The very idea of a vacation in Rajasthan conjures up a regal picture of royal palaces, antiquated decors that carry a noble story, folk dance under the desert sky, spicy Rajasthani cuisine that evoke the epicurean in you, chaotic bazaars brimming with colourful items, and camel rides that take you to the far end of the horizon beyond the dunes. A trip to this nomadic land cannot be completed without staying at a hotel that mirrors the same feel. Fairmont Jaipur was exactly what I was looking at in terms of hospitality, architecture, food, ambience and a grand experience. It had all the elements of surprise and delight. The grand welcome at the porch is most memorable as a person somewhere on the terrace starts playing nagadas and then there is a downpour of marigold flowers & rose petals! It’s an unusual sight. Right then a group of folk dancers emerge playing musical instruments, singing and dancing. They include you in the festivities and you think: there could be a no better way to check into a hotel.
Right from the porch to the reception, there are paintings, installations, decorative items, wall art, vintage items, unique symbols, a santoor player, and much more to keep you enthralled. The world spread out then, and there is a lot more to explore in the ‘fort’.
The highlight of the hotel to me was Aza, the library bar. Perfect for evenings spent reading and drinking in a quiet hall that is a relic of the Raj. It is a beautiful setting that though might be muted, but murmurs stories of yore. They have a television that plays Charlie Chaplin movie so that folks can still enjoy the peaceful environment while getting entertained. The different set of furniture with leather upholstery, dim lights, Persian lamps, tiger print carpets, jharokhas, large wooden bookshelves housing hardbound books…all come together for a heady delight. The courtyard outside Aza is even more beautiful with larger seating options, a garden brimming with bougainvillea and wall art.
The bar extends to a whiskey lounge which has bar stools and a large table. The other extension of the bar is the Cigar lounge. Those who love cigars would never leave this room, as it has a wide range of cigars housed in drawers. But the non-smokers will also not leave this room, as the lavish sofas and works make this zone the most royal in this hotel. As if a Rajput king would have himself got this room made to showcase his enviable collection of cigars collected from far & wide.
The restaurant Zoya is where you get your epicurean fix as it serves Rajasthani cuisine apart from international spread as well. It’s imperative to order Lal Maas in Rajasthan, and Zoya doesn’t disappoint. Breakfast here is a lavish affair and one would be spoilt for choice. The dining area is Mughal inspired but dining al fresco is a better option as one can appreciate the beauty of the Aravalli range while the pools reflect the skies.

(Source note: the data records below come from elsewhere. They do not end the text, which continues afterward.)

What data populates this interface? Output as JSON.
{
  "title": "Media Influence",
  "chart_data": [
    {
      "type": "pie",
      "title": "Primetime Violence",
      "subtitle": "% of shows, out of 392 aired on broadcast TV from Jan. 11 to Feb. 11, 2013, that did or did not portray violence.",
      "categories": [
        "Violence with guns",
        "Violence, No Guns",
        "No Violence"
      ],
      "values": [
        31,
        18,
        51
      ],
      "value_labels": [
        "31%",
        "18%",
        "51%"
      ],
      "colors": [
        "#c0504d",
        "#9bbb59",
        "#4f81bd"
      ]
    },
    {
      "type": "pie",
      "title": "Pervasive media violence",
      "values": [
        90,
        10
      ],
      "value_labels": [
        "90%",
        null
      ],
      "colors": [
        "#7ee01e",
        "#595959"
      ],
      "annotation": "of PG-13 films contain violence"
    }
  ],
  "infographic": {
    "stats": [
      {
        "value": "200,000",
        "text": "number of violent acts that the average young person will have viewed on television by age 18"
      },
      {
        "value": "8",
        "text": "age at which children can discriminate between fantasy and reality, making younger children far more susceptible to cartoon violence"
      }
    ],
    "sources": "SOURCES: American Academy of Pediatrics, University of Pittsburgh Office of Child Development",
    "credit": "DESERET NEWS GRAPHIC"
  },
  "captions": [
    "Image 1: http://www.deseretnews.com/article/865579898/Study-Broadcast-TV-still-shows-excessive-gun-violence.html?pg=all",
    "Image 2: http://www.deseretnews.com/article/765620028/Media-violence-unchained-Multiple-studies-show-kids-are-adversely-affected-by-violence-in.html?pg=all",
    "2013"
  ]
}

The rooms are decent with all the modern facilities and a super comfy bed, not evidencing any royalty though, but luxurious nevertheless. The washroom is what makes it look royal (sorry if I am using this word too often, but then talking about Rajasthan, royalty is a word that never seems redundant), with a large hall that has a large pool tub (Hammam bath) in the centre and bathing area & toilet on its either side. The walls have small elements that bring to the fore subtle nuances of the Rajputana royalty. Do ask for a hill view room preferably from the higher floor to cherish the sunsets.
To sum up, Fairmont is not a regular hotel. It though is popular for conferences and destination weddings; individuals can still bask in its luxury & hospitality. For the tariffs, the experience is value for money. It’s perfectly located off the city (in a place called Kookas) to provide the tranquil backdrop, and the staff is ever-willing to elaborate on the decor of the hotel and the cultures & traditions of the land.
It goes without saying, choose November to February to enjoy the chill of winters here.